While the rise in debt levels was well below average quarterly gains seen from 2015 to 2019, the pace of global debt build-up by governments, companies, financial institutions and households had accelerated since March, it said.
Overall gross debt issuance hit an “eye-watering” record of $12.5 trillion in the second quarter, compared with a quarterly average of $5.5 trillion in 2019, the IIF said. It noted that 60% of those issues came from governments.
“While increasing debt levels raise concerns about debt sustainability, over 92% of government debt is investment-grade,” the report said.
Debt in mature markets topped 392% of GDP, up from 380% in 2019, with the rise in debt ratios outside the financial sector most pronounced in Canada, France, Norway and the United States. U.S. debt made up half of the total $185 trillion of debt in mature markets.
Debt-to-GDP ratios jumped to 230% in emerging markets in the first quarter from 220%, but the U.S. dollar value of debt fell by $700 million to $72.5 trillion, largely due to a depreciation in emerging market currencies against the U.S. dollar, the IIF said.

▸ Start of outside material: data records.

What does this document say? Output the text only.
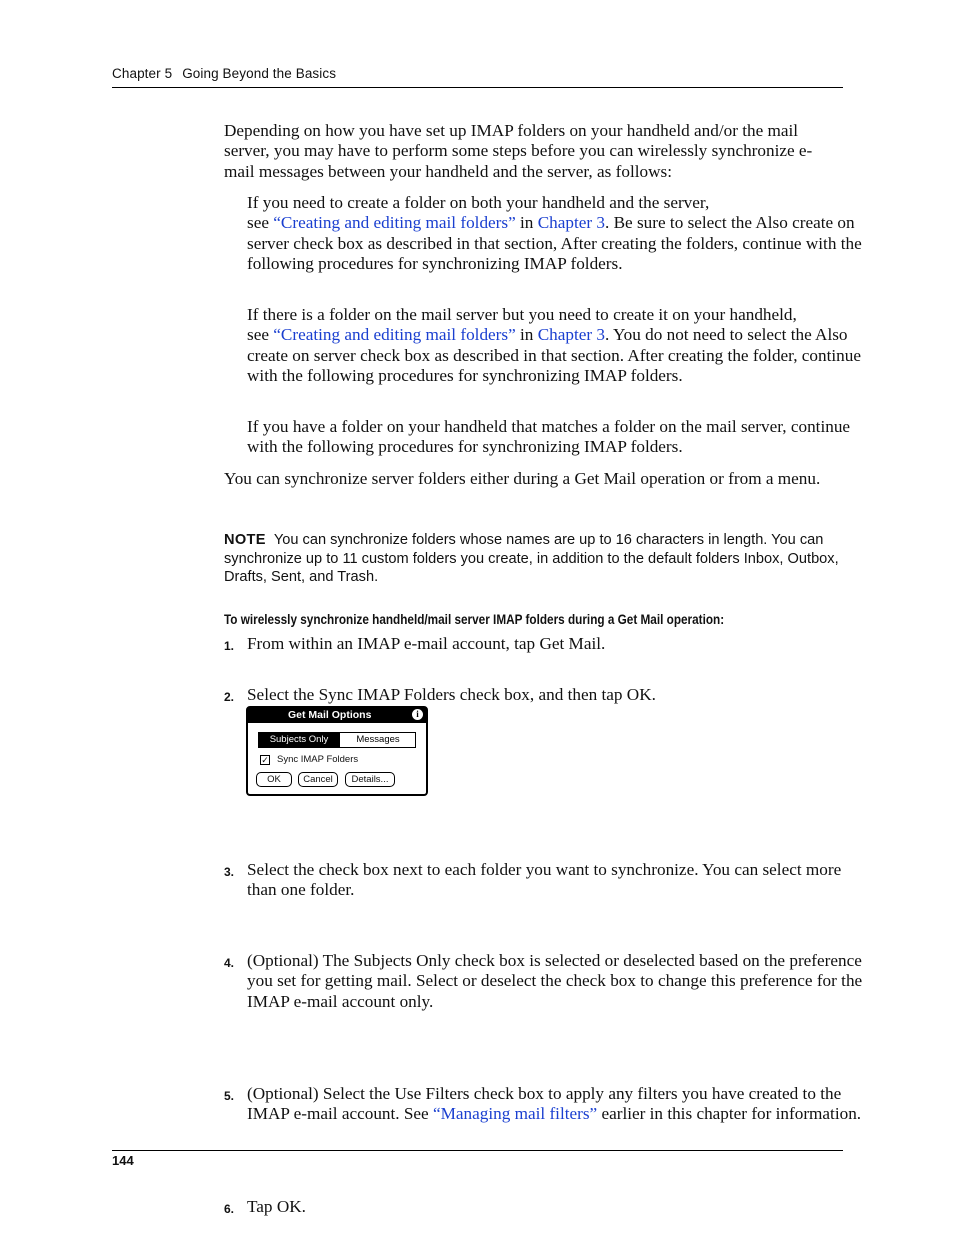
Chapter 5 Going Beyond the Basics

Depending on how you have set up IMAP folders on your handheld and/or the mail server, you may have to perform some steps before you can wirelessly synchronize e-mail messages between your handheld and the server, as follows:

If you need to create a folder on both your handheld and the server,
see “Creating and editing mail folders” in Chapter 3. Be sure to select the Also create on server check box as described in that section, After creating the folders, continue with the following procedures for synchronizing IMAP folders.

If there is a folder on the mail server but you need to create it on your handheld,
see “Creating and editing mail folders” in Chapter 3. You do not need to select the Also create on server check box as described in that section. After creating the folder, continue with the following procedures for synchronizing IMAP folders.

If you have a folder on your handheld that matches a folder on the mail server, continue with the following procedures for synchronizing IMAP folders.

You can synchronize server folders either during a Get Mail operation or from a menu.

NOTE You can synchronize folders whose names are up to 16 characters in length. You can synchronize up to 11 custom folders you create, in addition to the default folders Inbox, Outbox, Drafts, Sent, and Trash.
To wirelessly synchronize handheld/mail server IMAP folders during a Get Mail operation:
1. From within an IMAP e-mail account, tap Get Mail.
2. Select the Sync IMAP Folders check box, and then tap OK.
Get Mail Options	i
Subjects Only	Messages
✓ Sync IMAP Folders
OK	Cancel	Details...
3. Select the check box next to each folder you want to synchronize. You can select more than one folder.
4. (Optional) The Subjects Only check box is selected or deselected based on the preference you set for getting mail. Select or deselect the check box to change this preference for the IMAP e-mail account only.
5. (Optional) Select the Use Filters check box to apply any filters you have created to the IMAP e-mail account. See “Managing mail filters” earlier in this chapter for information.
6. Tap OK.
144
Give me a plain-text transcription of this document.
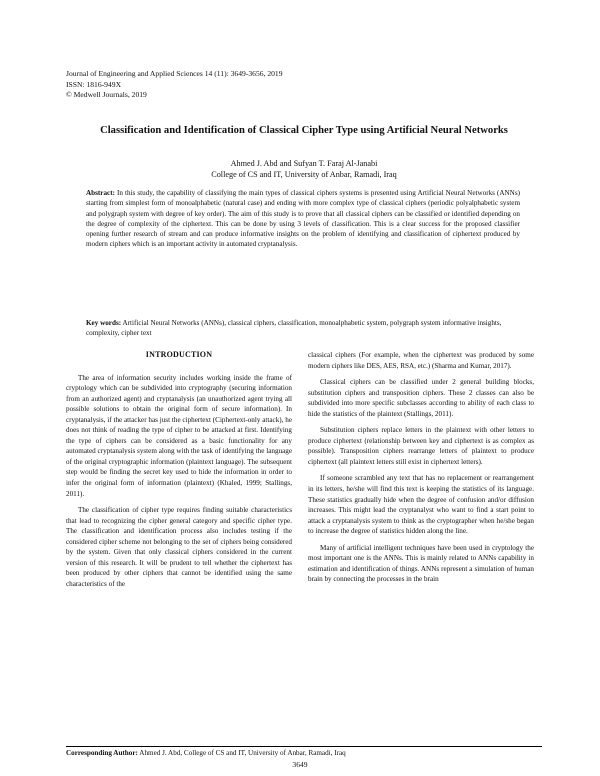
Journal of Engineering and Applied Sciences 14 (11): 3649-3656, 2019
ISSN: 1816-949X
© Medwell Journals, 2019
Classification and Identification of Classical Cipher Type using Artificial Neural Networks
Ahmed J. Abd and Sufyan T. Faraj Al-Janabi
College of CS and IT, University of Anbar, Ramadi, Iraq
Abstract: In this study, the capability of classifying the main types of classical ciphers systems is presented using Artificial Neural Networks (ANNs) starting from simplest form of monoalphabetic (natural case) and ending with more complex type of classical ciphers (periodic polyalphabetic system and polygraph system with degree of key order). The aim of this study is to prove that all classical ciphers can be classified or identified depending on the degree of complexity of the ciphertext. This can be done by using 3 levels of classification. This is a clear success for the proposed classifier opening further research of stream and can produce informative insights on the problem of identifying and classification of ciphertext produced by modern ciphers which is an important activity in automated cryptanalysis.
Key words: Artificial Neural Networks (ANNs), classical ciphers, classification, monoalphabetic system, polygraph system informative insights, complexity, cipher text
INTRODUCTION

The area of information security includes working inside the frame of cryptology which can be subdivided into cryptography (securing information from an authorized agent) and cryptanalysis (an unauthorized agent trying all possible solutions to obtain the original form of secure information). In cryptanalysis, if the attacker has just the ciphertext (Ciphertext-only attack), he does not think of reading the type of cipher to be attacked at first. Identifying the type of ciphers can be considered as a basic functionality for any automated cryptanalysis system along with the task of identifying the language of the original cryptographic information (plaintext language). The subsequent step would be finding the secret key used to hide the information in order to infer the original form of information (plaintext) (Khaled, 1999; Stallings, 2011).

The classification of cipher type requires finding suitable characteristics that lead to recognizing the cipher general category and specific cipher type. The classification and identification process also includes testing if the considered cipher scheme not belonging to the set of ciphers being considered by the system. Given that only classical ciphers considered in the current version of this research. It will be prudent to tell whether the ciphertext has been produced by other ciphers that cannot be identified using the same characteristics of the

classical ciphers (For example, when the ciphertext was produced by some modern ciphers like DES, AES, RSA, etc.) (Sharma and Kumar, 2017).

Classical ciphers can be classified under 2 general building blocks, substitution ciphers and transposition ciphers. These 2 classes can also be subdivided into more specific subclasses according to ability of each class to hide the statistics of the plaintext (Stallings, 2011).

Substitution ciphers replace letters in the plaintext with other letters to produce ciphertext (relationship between key and ciphertext is as complex as possible). Transposition ciphers rearrange letters of plaintext to produce ciphertext (all plaintext letters still exist in ciphertext letters).

If someone scrambled any text that has no replacement or rearrangement in its letters, he/she will find this text is keeping the statistics of its language. These statistics gradually hide when the degree of confusion and/or diffusion increases. This might lead the cryptanalyst who want to find a start point to attack a cryptanalysis system to think as the cryptographer when he/she began to increase the degree of statistics hidden along the line.

Many of artificial intelligent techniques have been used in cryptology the most important one is the ANNs. This is mainly related to ANNs capability in estimation and identification of things. ANNs represent a simulation of human brain by connecting the processes in the brain

Corresponding Author: Ahmed J. Abd, College of CS and IT, University of Anbar, Ramadi, Iraq
3649
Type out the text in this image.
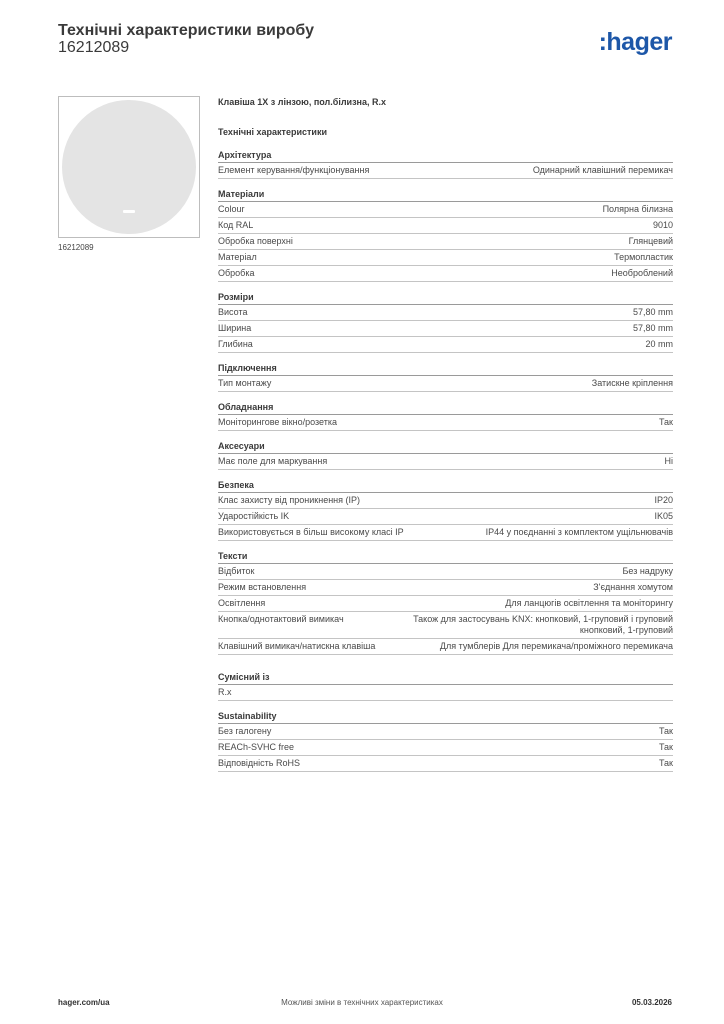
Технічні характеристики виробу
16212089	:hager
16212089
Клавіша 1Х з лінзою, пол.білизна, R.x
Технічні характеристики
Архітектура
Елемент керування/функціонування	Одинарний клавішний перемикач
Матеріали
Colour	Полярна білизна
Код RAL	9010
Обробка поверхні	Глянцевий
Матеріал	Термопластик
Обробка	Необроблений
Розміри
Висота	57,80 mm
Ширина	57,80 mm
Глибина	20 mm
Підключення
Тип монтажу	Затискне кріплення
Обладнання
Моніторингове вікно/розетка	Так
Аксесуари
Має поле для маркування	Ні
Безпека
Клас захисту від проникнення (IP)	IP20
Ударостійкість IK	IK05
Використовується в більш високому класі IP	IP44 у поєднанні з комплектом ущільнювачів
Тексти
Відбиток	Без надруку
Режим встановлення	З'єднання хомутом
Освітлення	Для ланцюгів освітлення та моніторингу
Кнопка/однотактовий вимикач	Також для застосувань KNX: кнопковий, 1-груповий і груповий кнопковий, 1-груповий
Клавішний вимикач/натискна клавіша	Для тумблерів Для перемикача/проміжного перемикача
Сумісний із
R.x
Sustainability
Без галогену	Так
REACh-SVHC free	Так
Відповідність RoHS	Так
hager.com/ua	Можливі зміни в технічних характеристиках	05.03.2026
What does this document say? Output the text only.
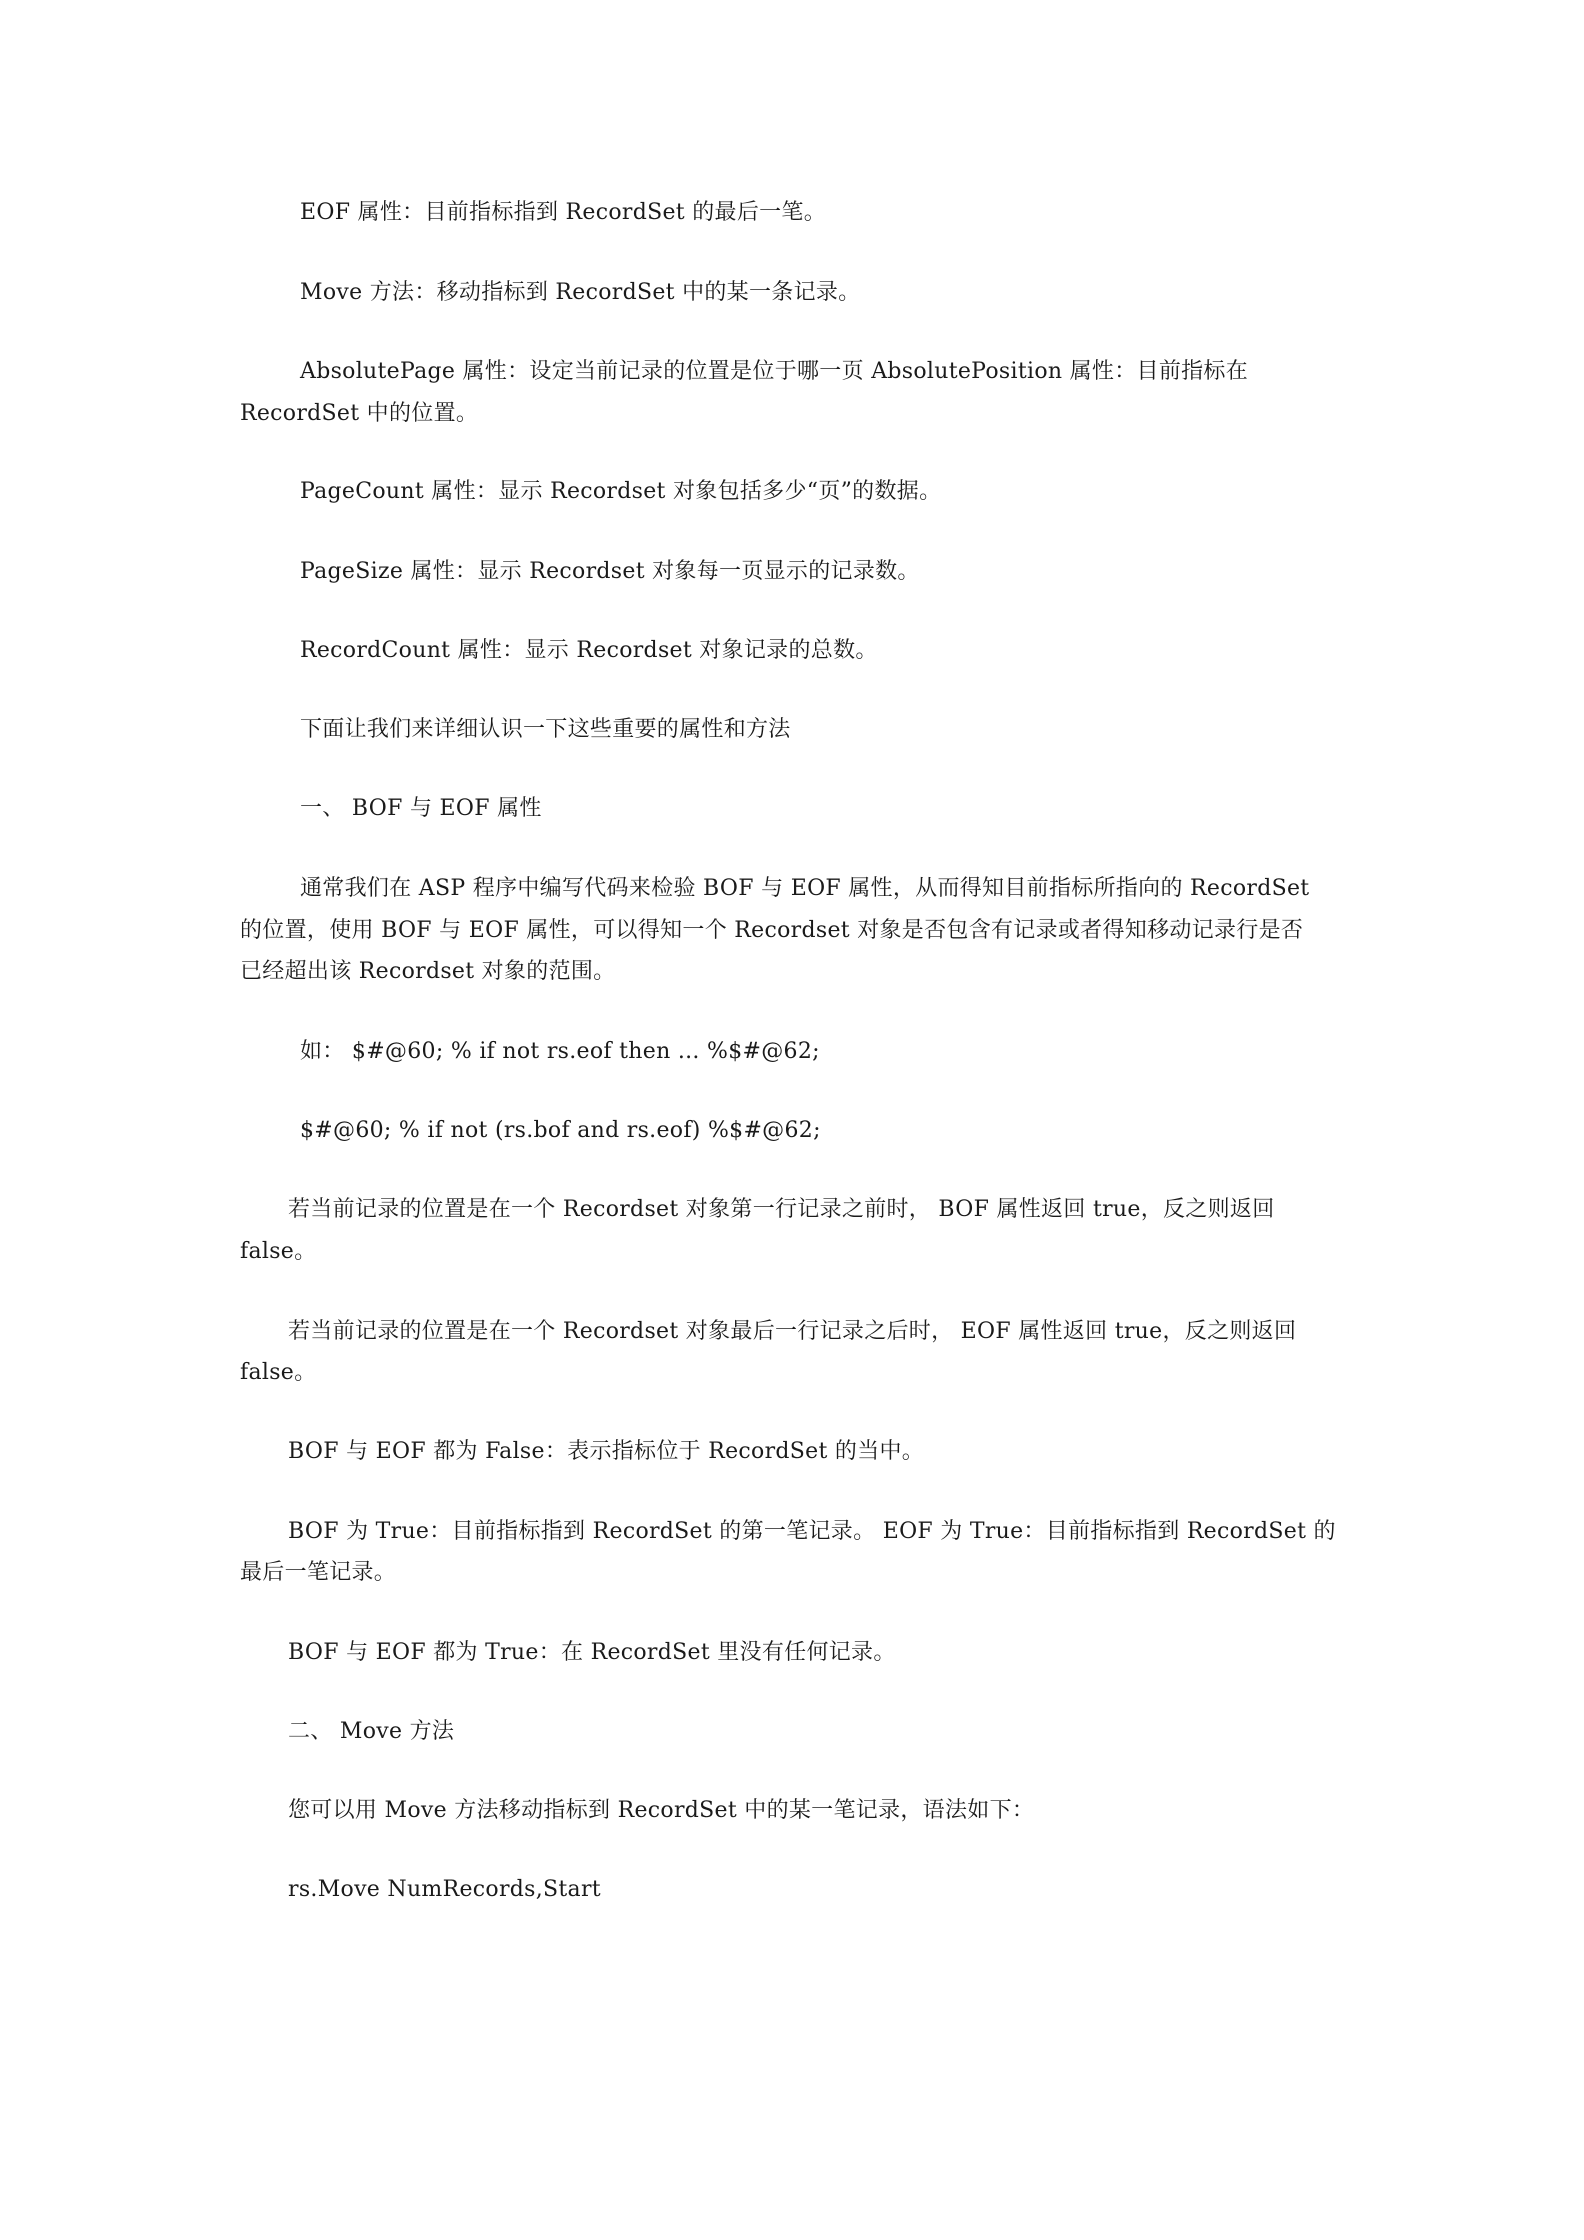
EOF 属性：目前指标指到 RecordSet 的最后一笔。

Move 方法：移动指标到 RecordSet 中的某一条记录。

AbsolutePage 属性：设定当前记录的位置是位于哪一页 AbsolutePosition 属性：目前指标在

RecordSet 中的位置。

PageCount 属性：显示 Recordset 对象包括多少“页”的数据。

PageSize 属性：显示 Recordset 对象每一页显示的记录数。

RecordCount 属性：显示 Recordset 对象记录的总数。

下面让我们来详细认识一下这些重要的属性和方法

一、 BOF 与 EOF 属性

通常我们在 ASP 程序中编写代码来检验 BOF 与 EOF 属性，从而得知目前指标所指向的 RecordSet

的位置，使用 BOF 与 EOF 属性，可以得知一个 Recordset 对象是否包含有记录或者得知移动记录行是否

已经超出该 Recordset 对象的范围。

如： $#@60; % if not rs.eof then ... %$#@62;

$#@60; % if not (rs.bof and rs.eof) %$#@62;

若当前记录的位置是在一个 Recordset 对象第一行记录之前时， BOF 属性返回 true，反之则返回

false。

若当前记录的位置是在一个 Recordset 对象最后一行记录之后时， EOF 属性返回 true，反之则返回

false。

BOF 与 EOF 都为 False：表示指标位于 RecordSet 的当中。

BOF 为 True：目前指标指到 RecordSet 的第一笔记录。 EOF 为 True：目前指标指到 RecordSet 的

最后一笔记录。

BOF 与 EOF 都为 True：在 RecordSet 里没有任何记录。

二、 Move 方法

您可以用 Move 方法移动指标到 RecordSet 中的某一笔记录，语法如下：

rs.Move NumRecords,Start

It said China’s debt across all sectors was on track to hit 335% of GDP after increasing to 318% in the first quarter from 302%, the largest quarterly surge on record. About 60% of the debt build-up was due to non-financial corporates, it said.
The group said some $3.7 trillion of emerging market debt would come due through the end of 2020, and was set to rise to $4 trillion in 2021.